Contemplemos a imagem de Jesus nascido, deitado naquela manjedoura. Nasceu, foi acolhido por Maria e por José, em circunstâncias difíceis, fora do comum. Mas não lhe faltou o amor de um pai e de uma mãe humanos. Sem filhos não haverá futuro. Sem filhos, a companhia que podereis ter na vossa velhice será a solidão. Penso em vós que, por diversos motivos, estais sós neste Natal. Também para vós, Cristo, o Deus connosco, nasceu. Acolhei-O com humilde confiança, e a Sua alegria, a alegria verdadeira, vos visitará.
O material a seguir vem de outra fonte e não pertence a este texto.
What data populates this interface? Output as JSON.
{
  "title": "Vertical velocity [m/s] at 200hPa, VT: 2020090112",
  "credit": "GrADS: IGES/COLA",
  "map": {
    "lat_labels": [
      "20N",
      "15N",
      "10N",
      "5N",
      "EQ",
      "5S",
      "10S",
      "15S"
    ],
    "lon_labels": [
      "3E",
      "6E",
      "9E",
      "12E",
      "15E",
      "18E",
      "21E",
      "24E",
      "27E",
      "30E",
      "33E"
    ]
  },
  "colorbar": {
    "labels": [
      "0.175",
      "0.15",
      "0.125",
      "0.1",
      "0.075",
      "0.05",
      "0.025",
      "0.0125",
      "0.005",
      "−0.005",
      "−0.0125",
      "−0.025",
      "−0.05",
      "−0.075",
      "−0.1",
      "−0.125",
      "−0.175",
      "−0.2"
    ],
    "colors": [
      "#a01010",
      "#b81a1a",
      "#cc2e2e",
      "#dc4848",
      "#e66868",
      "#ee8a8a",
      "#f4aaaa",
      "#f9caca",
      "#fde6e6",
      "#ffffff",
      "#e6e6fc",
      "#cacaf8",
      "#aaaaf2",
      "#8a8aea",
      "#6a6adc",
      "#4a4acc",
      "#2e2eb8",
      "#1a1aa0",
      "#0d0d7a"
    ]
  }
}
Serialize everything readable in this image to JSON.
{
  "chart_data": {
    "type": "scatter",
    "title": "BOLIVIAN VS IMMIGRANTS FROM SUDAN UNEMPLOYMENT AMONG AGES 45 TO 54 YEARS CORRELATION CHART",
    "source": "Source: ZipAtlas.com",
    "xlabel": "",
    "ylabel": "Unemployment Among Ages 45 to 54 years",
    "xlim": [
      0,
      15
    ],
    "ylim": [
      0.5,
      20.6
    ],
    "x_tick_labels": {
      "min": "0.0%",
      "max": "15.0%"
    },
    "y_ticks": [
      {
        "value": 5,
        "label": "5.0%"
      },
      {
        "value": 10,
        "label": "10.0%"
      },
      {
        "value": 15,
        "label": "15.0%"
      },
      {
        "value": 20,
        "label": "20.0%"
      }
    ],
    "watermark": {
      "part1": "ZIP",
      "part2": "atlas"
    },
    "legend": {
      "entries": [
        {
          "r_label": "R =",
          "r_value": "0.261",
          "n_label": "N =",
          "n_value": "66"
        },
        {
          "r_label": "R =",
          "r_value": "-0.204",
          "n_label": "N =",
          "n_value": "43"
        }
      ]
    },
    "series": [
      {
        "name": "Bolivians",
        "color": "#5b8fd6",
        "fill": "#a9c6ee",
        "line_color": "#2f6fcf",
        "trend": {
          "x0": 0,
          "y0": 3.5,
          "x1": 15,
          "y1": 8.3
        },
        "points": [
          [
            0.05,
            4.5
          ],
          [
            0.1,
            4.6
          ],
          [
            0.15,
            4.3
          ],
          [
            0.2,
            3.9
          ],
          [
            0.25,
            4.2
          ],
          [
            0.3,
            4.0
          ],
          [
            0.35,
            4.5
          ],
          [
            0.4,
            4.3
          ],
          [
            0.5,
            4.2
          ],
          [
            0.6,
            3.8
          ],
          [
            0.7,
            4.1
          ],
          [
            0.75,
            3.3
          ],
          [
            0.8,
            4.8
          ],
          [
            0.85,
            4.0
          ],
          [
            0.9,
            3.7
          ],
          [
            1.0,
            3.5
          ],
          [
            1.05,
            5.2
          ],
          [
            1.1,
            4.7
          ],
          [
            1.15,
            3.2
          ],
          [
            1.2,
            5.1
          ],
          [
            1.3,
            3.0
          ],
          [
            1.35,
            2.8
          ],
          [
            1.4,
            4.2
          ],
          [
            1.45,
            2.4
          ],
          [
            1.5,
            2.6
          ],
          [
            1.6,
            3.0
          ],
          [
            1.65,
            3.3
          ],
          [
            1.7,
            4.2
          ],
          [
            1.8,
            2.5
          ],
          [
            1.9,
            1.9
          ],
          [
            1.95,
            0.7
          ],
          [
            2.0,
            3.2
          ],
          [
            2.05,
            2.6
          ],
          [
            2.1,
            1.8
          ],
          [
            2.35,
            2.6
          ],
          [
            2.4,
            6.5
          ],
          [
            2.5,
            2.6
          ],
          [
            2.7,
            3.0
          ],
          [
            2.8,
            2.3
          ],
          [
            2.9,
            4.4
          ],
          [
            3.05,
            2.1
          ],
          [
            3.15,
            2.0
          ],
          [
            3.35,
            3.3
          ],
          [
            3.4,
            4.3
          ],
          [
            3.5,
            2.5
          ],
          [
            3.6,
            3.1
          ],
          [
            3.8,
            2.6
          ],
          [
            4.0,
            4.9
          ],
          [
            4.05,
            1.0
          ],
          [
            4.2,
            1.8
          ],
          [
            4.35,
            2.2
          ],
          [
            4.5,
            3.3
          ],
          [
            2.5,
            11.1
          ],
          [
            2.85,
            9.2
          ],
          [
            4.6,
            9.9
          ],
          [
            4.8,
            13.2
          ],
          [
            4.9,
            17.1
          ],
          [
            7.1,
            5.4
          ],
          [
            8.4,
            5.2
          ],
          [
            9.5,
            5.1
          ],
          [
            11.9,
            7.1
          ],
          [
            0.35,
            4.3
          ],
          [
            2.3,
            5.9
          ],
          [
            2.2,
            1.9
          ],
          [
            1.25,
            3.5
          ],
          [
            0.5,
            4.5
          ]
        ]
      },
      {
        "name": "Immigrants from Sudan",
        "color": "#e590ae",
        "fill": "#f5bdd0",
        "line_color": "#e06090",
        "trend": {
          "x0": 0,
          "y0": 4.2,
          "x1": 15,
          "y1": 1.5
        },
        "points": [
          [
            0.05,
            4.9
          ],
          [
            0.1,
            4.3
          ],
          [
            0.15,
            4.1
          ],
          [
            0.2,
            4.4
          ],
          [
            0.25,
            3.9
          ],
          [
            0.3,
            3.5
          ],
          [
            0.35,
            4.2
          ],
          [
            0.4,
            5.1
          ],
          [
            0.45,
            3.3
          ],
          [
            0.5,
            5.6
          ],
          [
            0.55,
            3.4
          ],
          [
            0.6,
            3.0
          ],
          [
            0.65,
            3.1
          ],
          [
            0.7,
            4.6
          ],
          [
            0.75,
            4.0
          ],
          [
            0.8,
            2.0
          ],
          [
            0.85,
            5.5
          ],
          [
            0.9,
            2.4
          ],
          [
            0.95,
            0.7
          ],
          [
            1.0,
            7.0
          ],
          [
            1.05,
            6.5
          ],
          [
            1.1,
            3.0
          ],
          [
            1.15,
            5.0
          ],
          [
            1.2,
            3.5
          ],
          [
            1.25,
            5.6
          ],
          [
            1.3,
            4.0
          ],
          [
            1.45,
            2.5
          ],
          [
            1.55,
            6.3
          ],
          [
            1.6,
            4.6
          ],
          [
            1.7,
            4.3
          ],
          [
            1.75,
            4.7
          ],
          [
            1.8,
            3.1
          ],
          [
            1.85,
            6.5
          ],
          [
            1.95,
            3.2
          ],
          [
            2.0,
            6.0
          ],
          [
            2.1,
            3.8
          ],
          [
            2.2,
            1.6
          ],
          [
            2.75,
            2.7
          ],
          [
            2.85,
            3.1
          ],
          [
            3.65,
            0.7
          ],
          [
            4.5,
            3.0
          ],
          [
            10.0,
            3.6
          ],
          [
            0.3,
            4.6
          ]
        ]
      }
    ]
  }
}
Também aos estrangeiros que, em grupos tão numerosos, vêm trabalhar no Alentejo, o presépio de Belém nos convida a acolhê-los com amor. Sei que se estão a envidar esforços para lhes proporcionar condições condignas de habitação, mas sei também que, neste momento, tal não será possível. É preciso tempo. Que, ao menos, não lhes faltem as manifestações de bondade e de cooperação deste povo português que teve e tem pátria para nascer e morrer, e o mundo todo para habitar e trabalhar.
5 – Nesta sagrada noite de Natal, festejemos, irmãs e irmãos, o Nascimento de Jesus Cristo em nós. Demos graças ao Senhor por nos amar assim, com este amor tão surpreendente! Celebremos a Eucaristia e, depois da bênção final, veneremos, com amor, a imagem de Cristo recém-nascido. A Sua graça vos acompanhe sempre e viva convosco, nas vossas famílias, como fonte da verdadeira vida!